January 10, 2006 - 10:27am

What I remember about Milton is he was always the coolest, edgiest minister in the world. Seriously, there was no competing with him. You thought you were hip until you saw Milton in his high-top Chuck Taylor's, wearing a batman mask and cramming an entire hamburger in his mouth, a la John Belushi, while hundreds of kids pounded on the church camp lunch tables to show their appreciation.

And I don't mean to suggest that he is trendy. NO! He is Milton. He's been wearing Converse Chuck Taylors since they first came out in the sixties or whenever. These shoes go in and out of style about every ten years, but Milton keeps wearing them. Some decades he is hip; others he is just...Milton.

True story: Milton got married in his Converse tennis shoes. Tux and tennis. And I don't mean to suggest that the wedding was some outdoor, silly affair. Church wedding, serious, everyone dressed up, and Milton in his tennis shoes.

Of course Milton would be the one to move to Boston with his equally cool wife, decide that ministry was best done by teaching English to inner city kids, get rid of his cars, let troubled kids live with them in their cool, 1865 row house, adore schnauzers, make candles by the beach, and become a serious cook and writer.

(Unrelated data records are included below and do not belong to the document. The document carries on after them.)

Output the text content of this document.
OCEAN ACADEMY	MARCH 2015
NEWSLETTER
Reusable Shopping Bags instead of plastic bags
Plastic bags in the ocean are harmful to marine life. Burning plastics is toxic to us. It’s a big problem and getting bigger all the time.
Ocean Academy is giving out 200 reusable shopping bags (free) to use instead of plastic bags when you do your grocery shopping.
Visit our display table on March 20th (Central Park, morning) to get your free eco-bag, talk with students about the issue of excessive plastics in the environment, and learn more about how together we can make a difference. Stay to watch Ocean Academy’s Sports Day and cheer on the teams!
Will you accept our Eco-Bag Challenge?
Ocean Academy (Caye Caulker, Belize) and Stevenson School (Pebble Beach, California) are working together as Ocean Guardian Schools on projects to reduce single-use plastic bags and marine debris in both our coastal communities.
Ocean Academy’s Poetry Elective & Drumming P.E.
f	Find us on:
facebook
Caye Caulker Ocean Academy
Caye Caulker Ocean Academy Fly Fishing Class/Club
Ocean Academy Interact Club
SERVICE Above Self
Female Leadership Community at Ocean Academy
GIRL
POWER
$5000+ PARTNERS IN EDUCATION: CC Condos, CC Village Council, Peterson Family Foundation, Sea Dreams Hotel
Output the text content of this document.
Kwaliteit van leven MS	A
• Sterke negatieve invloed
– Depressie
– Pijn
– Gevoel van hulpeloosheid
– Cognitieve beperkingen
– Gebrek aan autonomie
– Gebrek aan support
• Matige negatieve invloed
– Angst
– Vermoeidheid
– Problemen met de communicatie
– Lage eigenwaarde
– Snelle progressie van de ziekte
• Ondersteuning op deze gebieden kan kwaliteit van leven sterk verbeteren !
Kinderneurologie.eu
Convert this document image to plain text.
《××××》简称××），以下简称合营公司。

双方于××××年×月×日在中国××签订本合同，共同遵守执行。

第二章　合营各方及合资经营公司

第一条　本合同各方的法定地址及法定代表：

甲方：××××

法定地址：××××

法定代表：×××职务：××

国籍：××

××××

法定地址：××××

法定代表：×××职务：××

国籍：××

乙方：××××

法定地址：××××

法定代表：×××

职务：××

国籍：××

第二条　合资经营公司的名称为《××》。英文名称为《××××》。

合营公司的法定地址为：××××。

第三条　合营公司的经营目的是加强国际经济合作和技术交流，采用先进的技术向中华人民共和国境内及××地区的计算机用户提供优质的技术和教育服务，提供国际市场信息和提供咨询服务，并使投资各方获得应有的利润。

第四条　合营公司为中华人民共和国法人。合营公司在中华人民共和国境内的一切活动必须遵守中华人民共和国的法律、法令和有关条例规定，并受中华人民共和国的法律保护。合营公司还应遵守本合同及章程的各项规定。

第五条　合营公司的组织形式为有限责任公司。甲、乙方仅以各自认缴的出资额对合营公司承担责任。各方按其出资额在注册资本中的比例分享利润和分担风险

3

The only time I got to Boston I remember Milton making his own spaghetti noodles one at a time, disdaining those who would buy their noodles at a store. About every 10th noodle he threw on the floor for his dog, who was getting a little chubby as I recall.

Milton and I seem to connect every few years, for whatever reason. And I wish that my commitment to life and truth could be as courageous as his. But there is only one Milton. Accept no substitutions.

And now Uncle Milty has a blog. A cooking blog, to be exact. It's brand new, just a few entries. Knowing Milton, it's going to be something I won't want to miss.

Milton, you always were the man.

rlp

Submitted by dont eat alone on January 10, 2006 - 12:25pm.

thanks for the kind words, gordon -- but it was you who first brought us the tainted clam.

peace, my friend
uncle milty

Submitted by rlp on January 10, 2006 - 12:42pm.

Oh yes, the tainted clam. For the rest of you, I used to produce the church camp newspaper. I did my own horribly drawn comic strip. My superheros were sort of B-level chaps. Not unlike what Ben Stiller brought to life later in "Mystery Men."

Possibly the two worst characters were the Tainted Clam and his sidekick, Spam Boy. Tainted clam had a clam head with flies buzzing around it, while Spam Boy, being made entirely of spam, was always followed by a pack of ravenous dogs nipping at his heels.

Submitted by spidey on January 10, 2006 - 1:17pm.

That is absolutely hilarious! Do these comic strips still exist???

Submitted by rlp on January 10, 2006 - 1:43pm.

yes. I have them.

Submitted by kevinjbowman on January 10, 2006 - 1:55pm.

RLP,

Milton's RSS feed.. as well as all blospot feeds is his address/atom.xml by default. So in his case it is http://donteatalone.blogspot.com/atom.xml

Submitted by Lisa in Austin on January 10, 2006 - 5:13pm.

Was it Disney who said, it's a small world after all? I went out with Milton once or twice back in the 80s, having met him through my friend Ken Hugghins. Thanks for bringing back some fun memories for me and connecting me to Milton's blog.

Submitted by Anonymous User on January 11, 2006 - 12:37am.

Is Spam Boy anything like Sponge Bob? Reg in Waco

Submitted by rlp on January 11, 2006 - 7:37am.

Little bit. Yeah. Square head made of spam.

First, these were one box comics. There wasn't a lot of action. Just introducing a group of weird characters. It's not very good and the two of them, for example were only in two cartoons. One to introduce them, the other when all my characters went on strike because of how badly I drew them.

Submitted by Anonymous User on January 12, 2006 - 11:07pm.

Wow, food and religion in a blog! my dream combination! thanks for sharing him with us!